私の見た最も傑出した国民
1549年(天正18年)に日本に初めてキリスト教を伝えたスペイン人イエスズ会宣教師 フランシスコ・ザビエルは鹿児島上陸二か月半に及ぶ滞在期間中の日本人に対する所見を次のようにのべている。
尚、西洋人が日本人についての公式報告は最古のものです。
「西紀1548年8月の聖母の祝日に、私たちは鹿児島に上陸した。ここは、聖者のパウロ(ザビエルをインドのゴアから日本まで案内した日本人パウロ・ヤジローのこと)の故郷であって、私たちは直ちにその家族や知人達から、心なる歓待をうけた。
そこで私は、今日まで自ら見聞し得たことと、他のものの仲介によって識ることのできた日本のことを、貴兄等に報告したい。
先ず第一に、私たちが今までの接触に依って識ることのできた限りに於いては、此の国民は、わたしが遭遇した国民の中では一番傑出している。
私には、どの不信者国民も、日本人より優れている者は無いと考えられる。日本人は総体的に良い素質を有し、悪意が無く、交わって頗る感じが良い。彼らの名誉心は特別に強烈で、彼らにとって名誉が凡てである。日本人は大抵貧乏である。しかし武士たると平民たるとを問わず、貧乏を恥辱だと思っている者は一人もいない。
彼らにはキリスト教国民の持っていないと思われる一つの特質がある。それは武士が如何に貧困であろうと、平民が如何に富裕であろうとも、その貧乏な武士が、富裕な平民から富豪と同じように尊敬されていることである。また貧困の武士は如何なることがあろうとも、また如何なる財宝が眼前に積まれようとも、平民の者と結婚など決してしない。
それに依って自分の名誉が消えてしまうと思っているからである。それで金銭よりも、名誉を大切にしている。日本人同士の交際を見ていると、頗る沢山の儀式をする。武士を尊重し、武術に信頼している。武士も平民も、皆、小刀と大刀を帯びている。年齢が14歳に達すると、大刀と小刀を帯びることになっている。

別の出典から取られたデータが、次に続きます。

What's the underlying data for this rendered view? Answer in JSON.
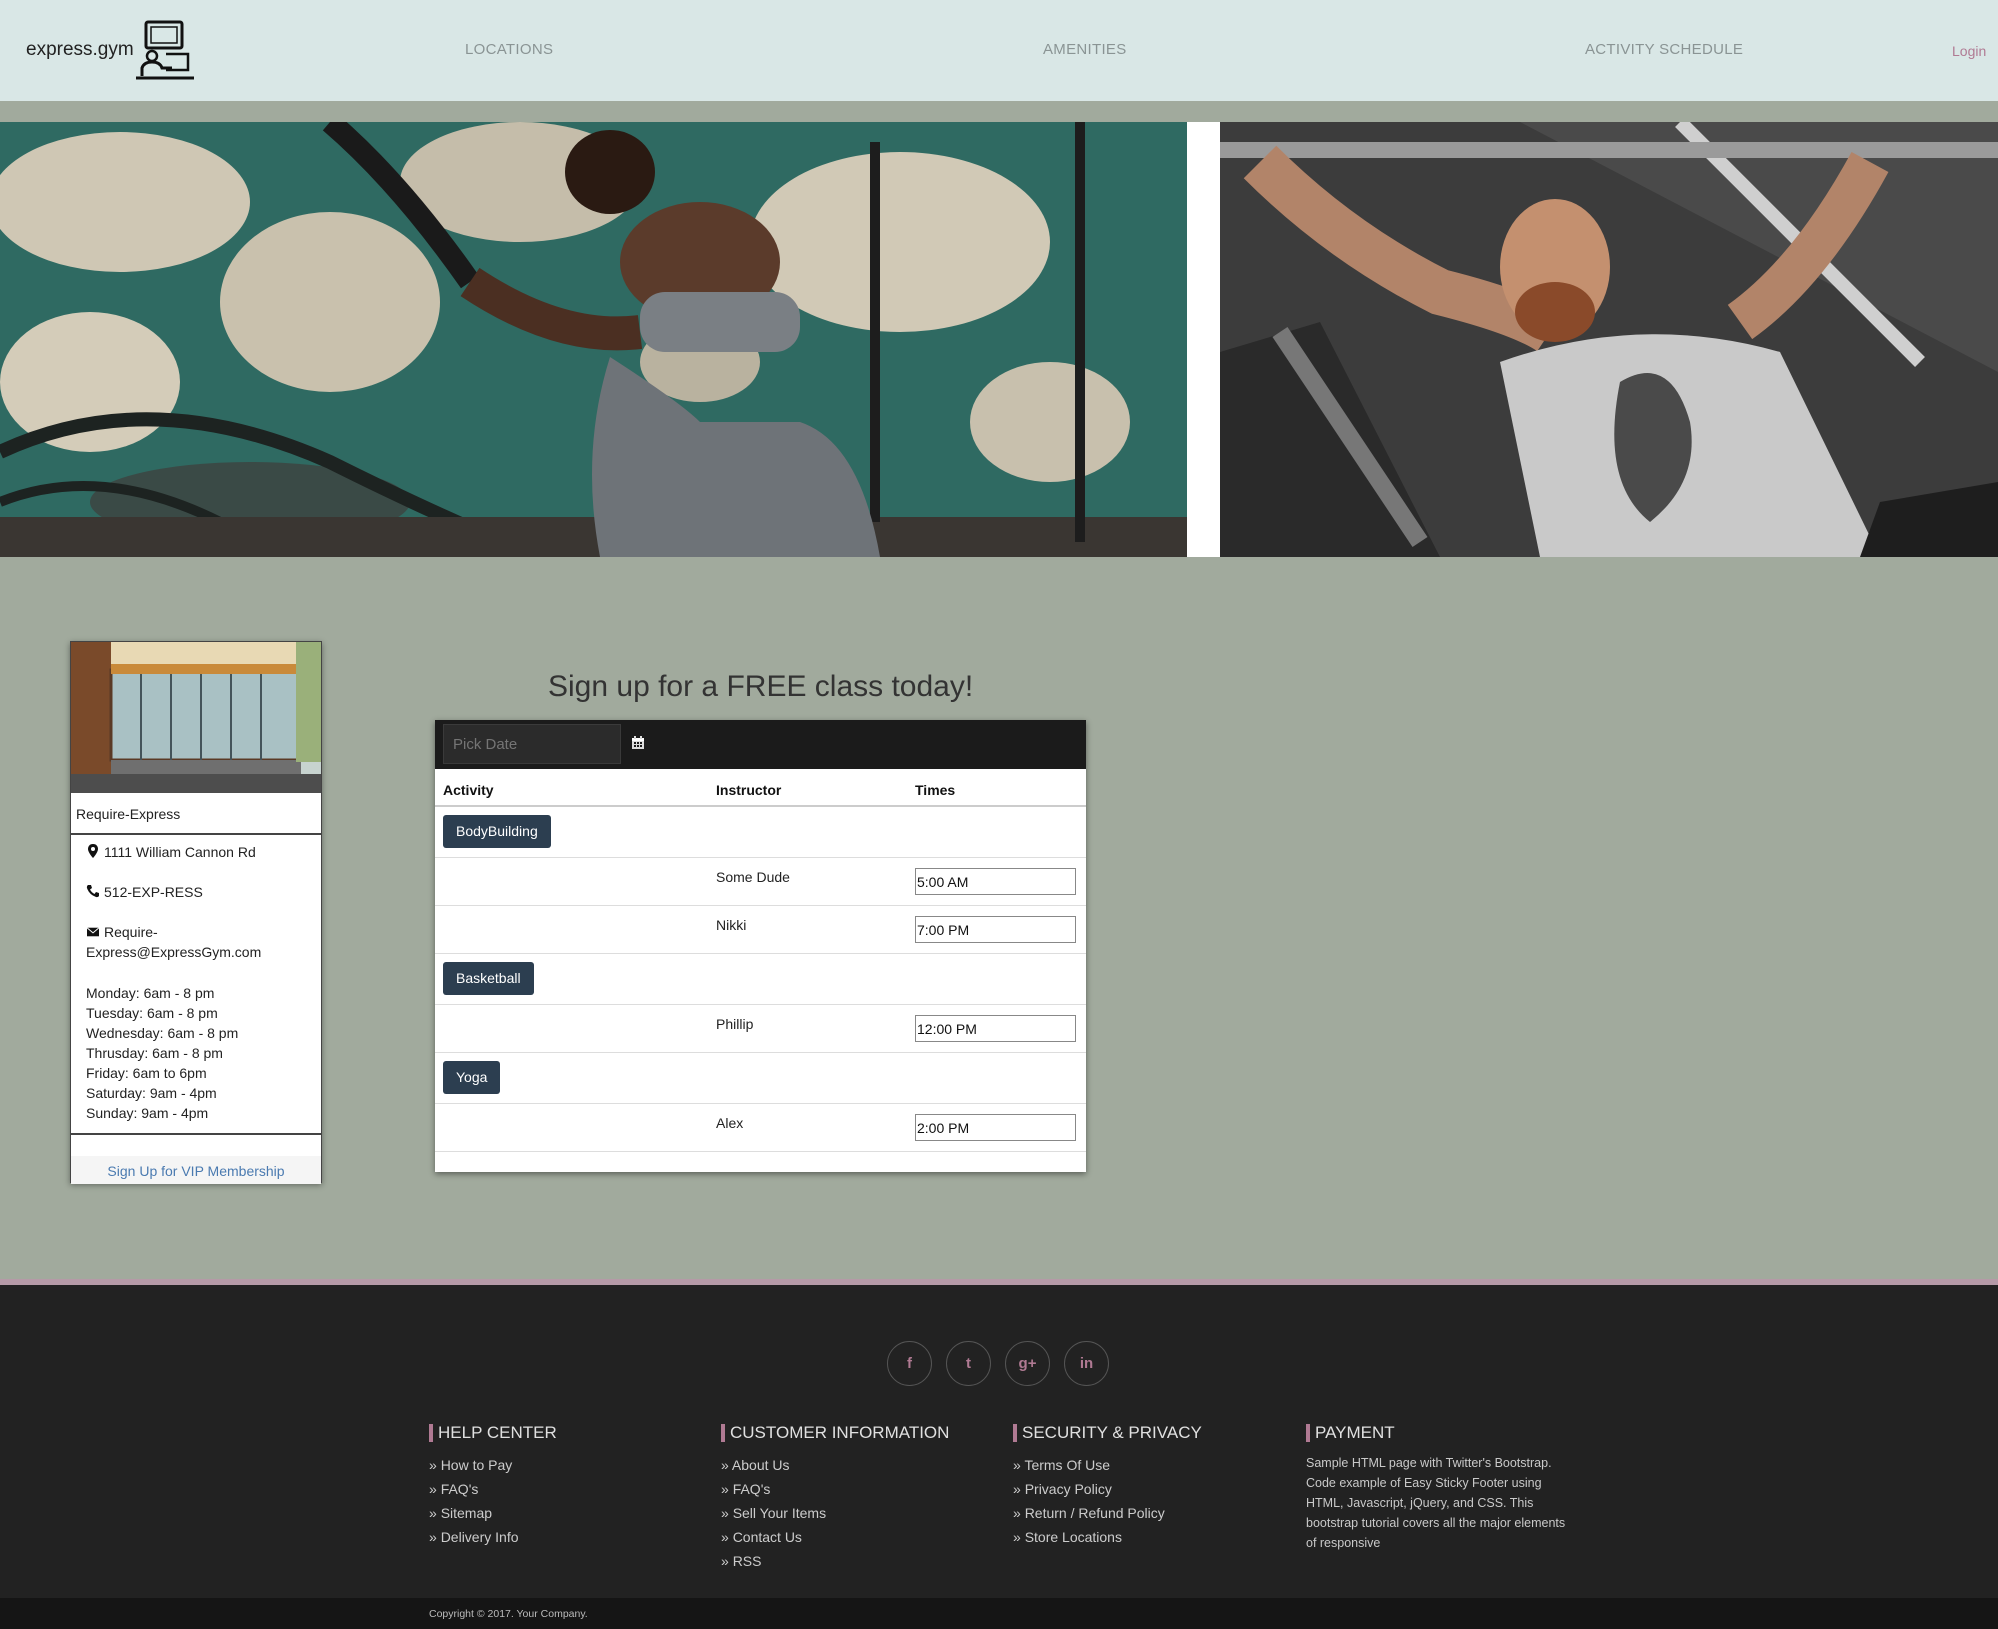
{
  "navbar": {
    "brand": "express.gym",
    "links": [
      "LOCATIONS",
      "AMENITIES",
      "ACTIVITY SCHEDULE"
    ],
    "login": "Login"
  },
  "location": {
    "name": "Require-Express",
    "address": "1111 William Cannon Rd",
    "phone": "512-EXP-RESS",
    "email_line1": "Require-",
    "email_line2": "Express@ExpressGym.com",
    "hours": [
      "Monday: 6am - 8 pm",
      "Tuesday: 6am - 8 pm",
      "Wednesday: 6am - 8 pm",
      "Thrusday: 6am - 8 pm",
      "Friday: 6am to 6pm",
      "Saturday: 9am - 4pm",
      "Sunday: 9am - 4pm"
    ],
    "vip_link": "Sign Up for VIP Membership"
  },
  "signup": {
    "title": "Sign up for a FREE class today!",
    "date_placeholder": "Pick Date",
    "headers": {
      "activity": "Activity",
      "instructor": "Instructor",
      "times": "Times"
    },
    "activities": [
      {
        "name": "BodyBuilding",
        "sessions": [
          {
            "instructor": "Some Dude",
            "time": "5:00 AM"
          },
          {
            "instructor": "Nikki",
            "time": "7:00 PM"
          }
        ]
      },
      {
        "name": "Basketball",
        "sessions": [
          {
            "instructor": "Phillip",
            "time": "12:00 PM"
          }
        ]
      },
      {
        "name": "Yoga",
        "sessions": [
          {
            "instructor": "Alex",
            "time": "2:00 PM"
          }
        ]
      }
    ]
  },
  "footer": {
    "social": [
      "facebook-icon",
      "twitter-icon",
      "google-plus-icon",
      "linkedin-icon"
    ],
    "social_glyphs": [
      "f",
      "t",
      "g+",
      "in"
    ],
    "columns": [
      {
        "title": "HELP CENTER",
        "links": [
          "How to Pay",
          "FAQ's",
          "Sitemap",
          "Delivery Info"
        ]
      },
      {
        "title": "CUSTOMER INFORMATION",
        "links": [
          "About Us",
          "FAQ's",
          "Sell Your Items",
          "Contact Us",
          "RSS"
        ]
      },
      {
        "title": "SECURITY & PRIVACY",
        "links": [
          "Terms Of Use",
          "Privacy Policy",
          "Return / Refund Policy",
          "Store Locations"
        ]
      },
      {
        "title": "PAYMENT",
        "text": "Sample HTML page with Twitter's Bootstrap. Code example of Easy Sticky Footer using HTML, Javascript, jQuery, and CSS. This bootstrap tutorial covers all the major elements of responsive"
      }
    ],
    "copyright": "Copyright © 2017. Your Company."
  },
  "colors": {
    "navbar_bg": "#d9e7e6",
    "page_bg": "#a1aa9d",
    "accent": "#b07a93",
    "button_bg": "#2c3e50",
    "footer_bg": "#222222"
  }
}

彼らは恥辱や嘲笑を黙って忍んでいることをしない。平民が武士に対して最高の敬意を捧げるのと同様に、武士はまた領主に奉仕することを非常に自慢し、領主に平身低頭している。これは主君に逆らうことが自分の名誉の否定だと考えているからであるらしい。
日本人の生活には節度がある。ただ飲むことに於いて、いくらか過ぐる国民である。彼らは米からとった酒(日本酒)を飲む。葡萄はここには無いからである。
博打は大いなる不名誉と考えているから一切しない。何故かと言えば、博打は自分の物でない物を望み、次には盗人になる危険があるからである。
彼らは宣誓によって、自己の言葉の裏付けをすることは希である。宣誓するときには、太陽に由っている。
住民の大部分は読むことも書くこともできる。これは、祈りや神のことを短時間で学ぶための頗る有利な点である。日本人は妻を一人しか持っていない。
窃盗は極めて希である。死刑をもって処罰されるからである。彼らは盗みの悪を非常に憎んでいる。大変心の善い国民で、交わり且つ学ぶことを好む。
神のことを聞くとき、特にそれが解るたびに大いに喜ぶ。私は今日まで旅した国に於いてそれがキリスト教徒たると異教徒たるとを問わず、盗みに就いてこんなに信用すべき国民を見たことが無い。
獣類の形をした偶像などはまつられていない。大部分の日本人は、昔の人を尊敬している。私の識り得た所に依れば、それは哲学者のような人であったらしい。
国民の中には、太陽を拝む者が甚だ多い。月を拝む者もいる。しかし、彼らは、皆、理性的な話を喜んで聞く。また、彼らの間に行われている邪悪は、自然の理性に反するが故に、罪だと断ずれば、彼らはこの判断に諸手を挙げて賛成する。
ペドロ・アルベ、井上郁二訳「聖フランシスコ・ザビエル書簡抄」より引用
461年前の先人がいかに当時の先進國の目からみても評価が高かったがうかがえる。
今の殺伐とした日本からは想像もつかない道徳もあり、誇りがありました。先人は今の時代をどう見るでしょうか?